Berlusconi dementiert Existenz eines Geheimplans
Streit über Italiens Justiz spitzt sich zu

Der innenpolitische Streit um die Unabhängigkeit der Justiz in Italien eskaliert und hat die ebenfalls kontroverse Debatte um den künftigen europapolitischen Kurs vollkommen in den Hintergrund gedrängt.

kri DÜSSELDORF. Ministerpräsident Silvio Berlusconi, der gestern in Rom mit Außenminister Joschka Fischer zusammentraf, dementierte zwar persönlich einen Bericht der Zeitung "La Repubblica", nach dem es einen Geheimplan geben soll, durch den die gegen ihn laufenden Verfahren nicht weiter geführt würden. Doch das Prinzip, nach dem alle Bürger vor dem Gesetz gleich sind, "wird weiter verletzt", so Armando Spataro vom Obersten Richterrat.

Alle Prozesse gegen Parlamentarier, auch die laufenden, sollen nach dem Plan für die Dauer des Mandats eingefroren werden, gleichzeitig soll die Verjährung ausgesetzt werden. Das Parlament würde nur eine Ermächtigung zu Ermittlungen aussprechen, ohne dass prozessiert würde - letztendlich ein größerer Schutz als die Immunität. Für die dafür notwendige Verfassungsänderung ist eine Zweidrittelmehrheit im Parlament vorgeschrieben. Berlusconis Mitte-rechts-Koalition braucht also auch die Stimmen der Opposition. Dieser Plan wird in Italien diskutiert und von Vertretern der Koalition gut geheißen. Dementiert hat der Premier, dass die Regierung als Gegenleistung für die Zustimmung der Opposition bereit sei, Justizminister Roberto Castelli zu "opfern", wie "La Repubblica" schreibt.

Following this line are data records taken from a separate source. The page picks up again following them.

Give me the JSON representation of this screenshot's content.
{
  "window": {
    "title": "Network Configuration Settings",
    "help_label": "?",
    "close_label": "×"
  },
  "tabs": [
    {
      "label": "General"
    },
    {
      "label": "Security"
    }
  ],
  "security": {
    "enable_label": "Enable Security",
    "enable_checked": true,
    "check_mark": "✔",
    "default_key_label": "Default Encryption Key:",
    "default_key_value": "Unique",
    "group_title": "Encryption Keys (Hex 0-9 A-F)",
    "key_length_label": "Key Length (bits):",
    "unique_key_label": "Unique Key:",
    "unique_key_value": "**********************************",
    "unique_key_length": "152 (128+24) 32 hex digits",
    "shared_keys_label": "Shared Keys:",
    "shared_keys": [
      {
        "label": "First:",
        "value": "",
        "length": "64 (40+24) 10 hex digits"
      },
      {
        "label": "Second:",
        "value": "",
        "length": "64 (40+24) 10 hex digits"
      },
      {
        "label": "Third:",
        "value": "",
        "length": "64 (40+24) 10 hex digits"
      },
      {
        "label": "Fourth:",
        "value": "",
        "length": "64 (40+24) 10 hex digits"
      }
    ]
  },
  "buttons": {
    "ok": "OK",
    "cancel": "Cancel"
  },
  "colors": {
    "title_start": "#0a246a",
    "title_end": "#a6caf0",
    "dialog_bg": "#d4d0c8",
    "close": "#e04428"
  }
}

Der Minister aus den Reihen der Lega Nord hatte in den vergangenen Tagen den Streit zwischen Justiz und Regierung mit polemischen Tönen weiter angeheizt und den seiner Meinung nach aufsässigen Richtern sogar Disziplinarmaßnahmen angekündigt. "Ich bin zufrieden mit der Arbeit aller meiner Minister, das gilt auch für den Justizminister", so Berlusconi.

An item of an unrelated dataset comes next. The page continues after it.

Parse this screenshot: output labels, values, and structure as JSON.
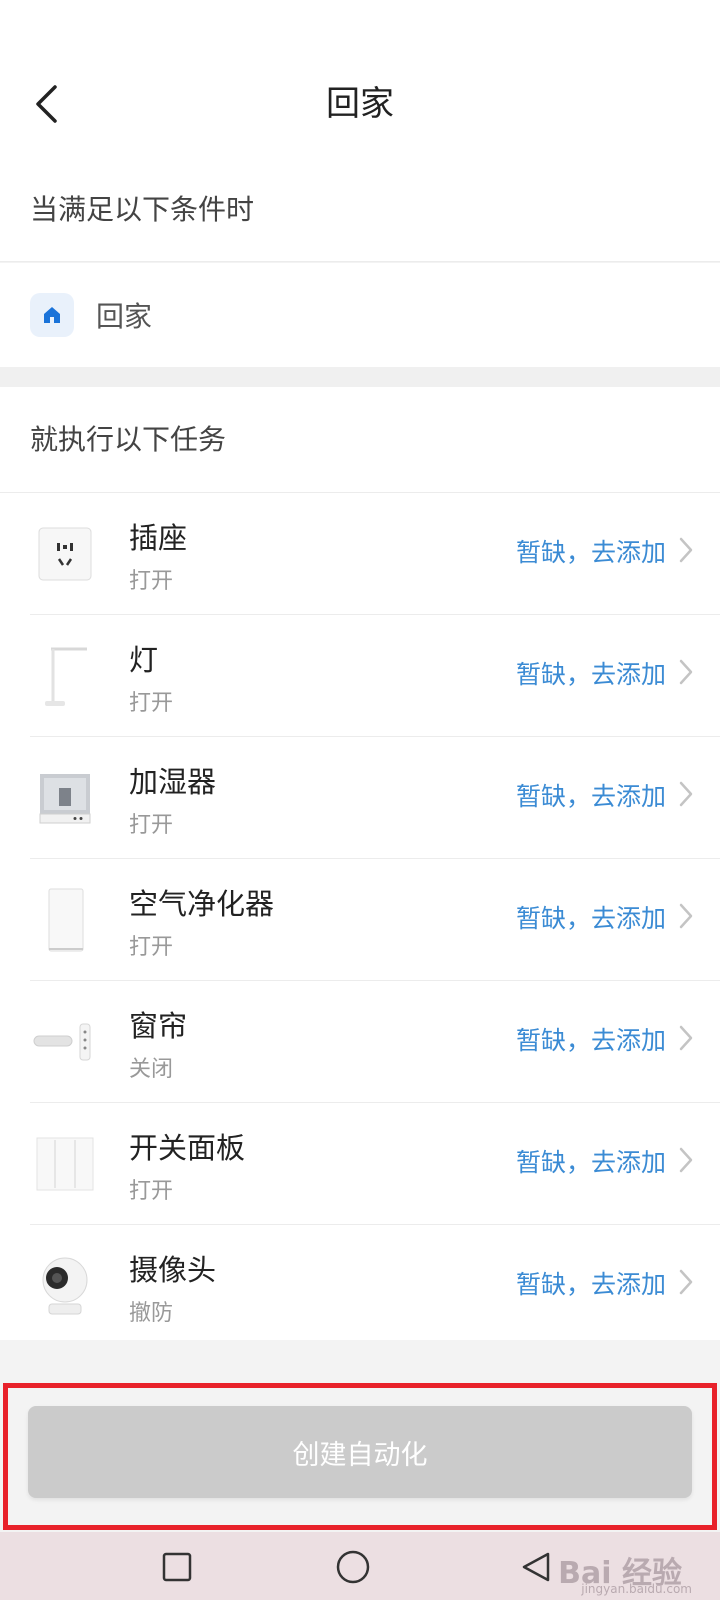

Die Opposition zeigte sich empört über den erneuten Versuch des Premiers, die Justiz zu beeinflussen. "Wir wissen nichts von einem Geheimplan, der abgesehen davon völlig unvorstellbar wäre", erklärte Gavino Angius, Fraktionsführer der Linksdemokraten (DS) im Senat.

Gäbe es den Plan und würde er realisiert, hätten Berlusconis Probleme mit der Justiz schlagartig ein Ende. Noch immer laufen drei Prozesse gegen ihn, während andere Verfahren wegen Verjährung oder aus Mangel an Beweisen eingestellt worden sind. Die "Hilfe" von Justizminister Castelli bei einem seit drei Jahren laufenden Prozess in Mailand wegen des Vorwurfs der Bestechung von Richtern hat allerdings nicht funktioniert: Der Richter Guido Brambilla, den Castelli versetzen wollte, nimmt nach einem Entschluss des fünften Mailänder Berufungsgerichts weiter am Prozess teil. Das Verfahren hätte sonst neu aufgerollt werden müssen. Am Freitag geht die Verhandlung weiter. Nach einem neuen Gesetz mit milderen Strafen bei Bilanzfälschung, der Erschwerung des Austauschs von Gerichtsakten mit anderen Staaten und der verspäteten und eingeschränkten Zustimmung Italiens zum EU-Haftbefehl wäre der Geheimplan ein weiterer Akt "pro Berlusconi".